Segundo informações dadas por Gustavo Barbosa, secretario de estado da Fazenda do Rio de Janeiro, o estado não terá condições de arcar com os 13 salários dos servidores em 2017, podendo pagar apenas sete, entretanto, não comenta sobre as isenções fiscais e os altos salários da casta política.

quarta-feira 30 de novembro de 2016| Edição do dia

O secretário de estado da Fazenda do Rio de Janeiro, Gustavo Barbosa, declarou nesta quarta (30), que não terá condições de arcar com os salários de todos os servidores públicos, ativos e inativos, de todo o estado, nem mesmo o 13° desse ano está garantido.

A declaração veio logo após a rejeição de parte do pacote de austeridade proposto pelo governador do estado Luiz Fernando Pezão, que propunha como uma das medidas para salvar as contas públicas, o aumento de 11% para 30% da contribuição previdenciária, que foi proibida judicialmente, após protesto em frente à Alerj.

É de saltar aos olhos que principal medida de contenção da crise econômica que passa o estado, é exatamente fazer com que os trabalhadores paguem caríssimo pela crise, ao passo que até o presente momento não há notícias das numerosas isenções fiscais fornecidas pelo governo, que beneficia os empresários, e políticos corruptos, mas também, e não menos importante, que enquanto os servidores padecem com o atraso nos salários, e com a perspectiva de trabalhar 12 meses em 2017, mas receber apenas 7, o alto escalão segue sua vida de privilégios.

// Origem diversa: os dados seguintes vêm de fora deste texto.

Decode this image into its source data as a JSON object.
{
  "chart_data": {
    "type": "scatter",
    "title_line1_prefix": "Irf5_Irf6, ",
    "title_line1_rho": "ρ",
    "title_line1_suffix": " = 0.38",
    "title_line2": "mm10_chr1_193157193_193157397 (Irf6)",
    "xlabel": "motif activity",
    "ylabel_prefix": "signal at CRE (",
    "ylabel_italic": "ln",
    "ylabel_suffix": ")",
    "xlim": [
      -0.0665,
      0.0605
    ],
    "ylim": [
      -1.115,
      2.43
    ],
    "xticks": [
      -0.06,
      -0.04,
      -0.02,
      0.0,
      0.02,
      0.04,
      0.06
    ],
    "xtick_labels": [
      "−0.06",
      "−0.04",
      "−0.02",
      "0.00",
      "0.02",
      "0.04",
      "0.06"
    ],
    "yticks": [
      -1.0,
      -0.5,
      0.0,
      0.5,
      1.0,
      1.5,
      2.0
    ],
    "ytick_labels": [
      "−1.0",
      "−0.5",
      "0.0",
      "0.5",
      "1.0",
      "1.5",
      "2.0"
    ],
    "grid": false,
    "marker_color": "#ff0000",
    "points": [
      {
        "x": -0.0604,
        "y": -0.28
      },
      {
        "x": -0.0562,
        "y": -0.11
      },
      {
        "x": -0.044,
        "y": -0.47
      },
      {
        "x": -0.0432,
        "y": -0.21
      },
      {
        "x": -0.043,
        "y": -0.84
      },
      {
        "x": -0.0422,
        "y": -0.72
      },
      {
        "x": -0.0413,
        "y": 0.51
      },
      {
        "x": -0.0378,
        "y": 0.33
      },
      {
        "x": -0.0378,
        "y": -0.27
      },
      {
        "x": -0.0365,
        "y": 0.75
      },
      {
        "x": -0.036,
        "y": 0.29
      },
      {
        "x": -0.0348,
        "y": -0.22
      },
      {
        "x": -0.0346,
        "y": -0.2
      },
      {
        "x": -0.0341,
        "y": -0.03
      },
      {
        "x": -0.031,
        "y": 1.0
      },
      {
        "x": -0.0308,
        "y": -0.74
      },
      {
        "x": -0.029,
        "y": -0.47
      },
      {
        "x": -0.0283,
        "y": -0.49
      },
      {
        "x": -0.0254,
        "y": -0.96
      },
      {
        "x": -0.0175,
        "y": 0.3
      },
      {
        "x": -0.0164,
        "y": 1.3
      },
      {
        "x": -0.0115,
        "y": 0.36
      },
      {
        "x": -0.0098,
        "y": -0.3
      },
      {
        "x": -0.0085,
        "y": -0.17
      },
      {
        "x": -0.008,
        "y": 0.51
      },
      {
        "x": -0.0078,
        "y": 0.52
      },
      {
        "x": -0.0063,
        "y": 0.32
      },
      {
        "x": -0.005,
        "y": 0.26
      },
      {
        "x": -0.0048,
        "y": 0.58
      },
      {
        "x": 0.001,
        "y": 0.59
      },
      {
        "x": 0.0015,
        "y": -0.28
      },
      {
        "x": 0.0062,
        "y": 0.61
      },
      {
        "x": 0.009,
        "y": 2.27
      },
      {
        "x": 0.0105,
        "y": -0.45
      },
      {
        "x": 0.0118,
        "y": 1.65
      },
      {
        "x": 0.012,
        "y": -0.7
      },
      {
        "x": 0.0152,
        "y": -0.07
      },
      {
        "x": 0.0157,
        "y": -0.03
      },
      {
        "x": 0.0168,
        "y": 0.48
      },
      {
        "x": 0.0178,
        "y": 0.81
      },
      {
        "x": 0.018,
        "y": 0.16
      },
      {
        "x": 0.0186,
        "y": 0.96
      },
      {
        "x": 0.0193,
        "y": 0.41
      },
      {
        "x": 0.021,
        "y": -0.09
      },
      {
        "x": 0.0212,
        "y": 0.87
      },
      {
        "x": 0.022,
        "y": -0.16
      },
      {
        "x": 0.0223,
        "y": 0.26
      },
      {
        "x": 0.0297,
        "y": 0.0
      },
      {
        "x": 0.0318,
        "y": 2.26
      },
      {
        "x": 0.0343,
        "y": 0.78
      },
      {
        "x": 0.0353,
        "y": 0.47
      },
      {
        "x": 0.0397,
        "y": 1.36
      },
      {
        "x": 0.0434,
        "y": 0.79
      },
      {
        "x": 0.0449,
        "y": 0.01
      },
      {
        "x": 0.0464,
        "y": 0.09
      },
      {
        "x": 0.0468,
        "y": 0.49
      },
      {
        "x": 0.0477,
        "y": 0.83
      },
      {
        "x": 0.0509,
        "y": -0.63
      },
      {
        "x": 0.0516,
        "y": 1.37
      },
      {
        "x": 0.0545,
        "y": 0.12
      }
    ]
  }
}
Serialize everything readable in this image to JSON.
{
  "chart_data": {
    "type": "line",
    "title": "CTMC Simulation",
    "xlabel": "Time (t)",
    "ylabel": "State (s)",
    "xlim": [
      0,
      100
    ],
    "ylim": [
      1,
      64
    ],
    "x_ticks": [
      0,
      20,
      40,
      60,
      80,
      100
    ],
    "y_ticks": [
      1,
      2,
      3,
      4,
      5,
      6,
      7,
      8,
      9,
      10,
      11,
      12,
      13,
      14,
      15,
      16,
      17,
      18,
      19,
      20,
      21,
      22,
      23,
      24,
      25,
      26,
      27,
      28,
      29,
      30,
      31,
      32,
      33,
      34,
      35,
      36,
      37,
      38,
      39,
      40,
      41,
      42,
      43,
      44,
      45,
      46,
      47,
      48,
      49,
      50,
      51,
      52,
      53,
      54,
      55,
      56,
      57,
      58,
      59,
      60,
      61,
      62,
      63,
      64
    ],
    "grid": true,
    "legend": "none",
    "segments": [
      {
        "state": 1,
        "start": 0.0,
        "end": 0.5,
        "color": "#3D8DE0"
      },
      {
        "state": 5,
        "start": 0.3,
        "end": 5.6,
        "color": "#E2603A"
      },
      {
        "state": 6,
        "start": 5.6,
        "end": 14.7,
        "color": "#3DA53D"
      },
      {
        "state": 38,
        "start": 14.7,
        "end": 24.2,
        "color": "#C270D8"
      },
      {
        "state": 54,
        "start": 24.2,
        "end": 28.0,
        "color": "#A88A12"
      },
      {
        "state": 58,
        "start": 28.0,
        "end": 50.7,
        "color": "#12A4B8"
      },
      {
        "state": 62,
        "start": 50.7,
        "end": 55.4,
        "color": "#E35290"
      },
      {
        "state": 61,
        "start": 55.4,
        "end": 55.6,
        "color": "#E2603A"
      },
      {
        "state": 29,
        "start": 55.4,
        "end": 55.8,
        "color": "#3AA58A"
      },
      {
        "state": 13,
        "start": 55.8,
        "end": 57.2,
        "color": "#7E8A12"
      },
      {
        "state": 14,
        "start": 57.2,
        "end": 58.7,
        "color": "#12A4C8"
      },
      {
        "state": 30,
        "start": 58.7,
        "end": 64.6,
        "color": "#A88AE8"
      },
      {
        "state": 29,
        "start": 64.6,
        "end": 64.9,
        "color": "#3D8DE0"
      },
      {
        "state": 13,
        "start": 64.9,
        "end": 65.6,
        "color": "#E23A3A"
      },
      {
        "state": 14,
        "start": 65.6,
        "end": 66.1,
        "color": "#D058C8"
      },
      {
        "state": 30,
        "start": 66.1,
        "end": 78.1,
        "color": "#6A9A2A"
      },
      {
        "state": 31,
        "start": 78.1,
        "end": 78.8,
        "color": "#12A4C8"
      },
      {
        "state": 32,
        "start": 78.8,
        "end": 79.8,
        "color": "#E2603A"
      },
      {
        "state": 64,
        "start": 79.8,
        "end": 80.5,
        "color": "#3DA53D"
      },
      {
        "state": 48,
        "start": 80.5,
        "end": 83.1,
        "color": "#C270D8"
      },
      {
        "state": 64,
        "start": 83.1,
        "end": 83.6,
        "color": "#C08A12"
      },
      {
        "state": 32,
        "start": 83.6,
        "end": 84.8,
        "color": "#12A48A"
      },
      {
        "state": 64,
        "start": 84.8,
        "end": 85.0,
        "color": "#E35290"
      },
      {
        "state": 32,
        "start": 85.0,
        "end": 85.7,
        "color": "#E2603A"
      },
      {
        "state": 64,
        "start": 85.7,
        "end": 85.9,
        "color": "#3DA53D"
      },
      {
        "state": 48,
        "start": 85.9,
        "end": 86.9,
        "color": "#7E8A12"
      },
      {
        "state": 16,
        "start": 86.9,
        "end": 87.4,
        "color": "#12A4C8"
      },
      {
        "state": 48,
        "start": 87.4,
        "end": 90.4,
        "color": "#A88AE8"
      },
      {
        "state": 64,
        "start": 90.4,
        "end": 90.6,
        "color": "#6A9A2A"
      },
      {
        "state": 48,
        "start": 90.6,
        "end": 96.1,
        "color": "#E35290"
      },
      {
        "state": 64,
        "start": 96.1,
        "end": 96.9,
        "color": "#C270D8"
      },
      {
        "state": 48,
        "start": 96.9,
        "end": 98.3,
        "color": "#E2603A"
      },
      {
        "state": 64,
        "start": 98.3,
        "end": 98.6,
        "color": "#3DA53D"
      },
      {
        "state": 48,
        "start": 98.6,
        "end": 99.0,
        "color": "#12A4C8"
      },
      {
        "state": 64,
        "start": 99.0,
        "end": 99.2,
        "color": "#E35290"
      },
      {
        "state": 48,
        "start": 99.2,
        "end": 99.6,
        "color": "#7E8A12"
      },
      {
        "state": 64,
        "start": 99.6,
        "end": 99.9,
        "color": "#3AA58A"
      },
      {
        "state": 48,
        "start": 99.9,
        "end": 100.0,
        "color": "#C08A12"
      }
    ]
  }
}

Frente a crise que enfrenta o estado do Rio é fundamental levantar uma política independente e anticapitalista, entendendo que não há saída possível no marco das propostas da casta política, que está a serviço dos ricos e poderosos, e construir uma Assembleia Constituinte Livre e Soberana apoiada nas lutas que já estão em curso, mas que ainda precisam avançar, que questione o privilégio dos políticos, para que todos recebam o salário de uma professora, e tenham seus mandatos revogáveis, além de colocar em pauta as demandas dos trabalhadores, da juventude e dos setores populares, para que os capitalistas paguem a crise.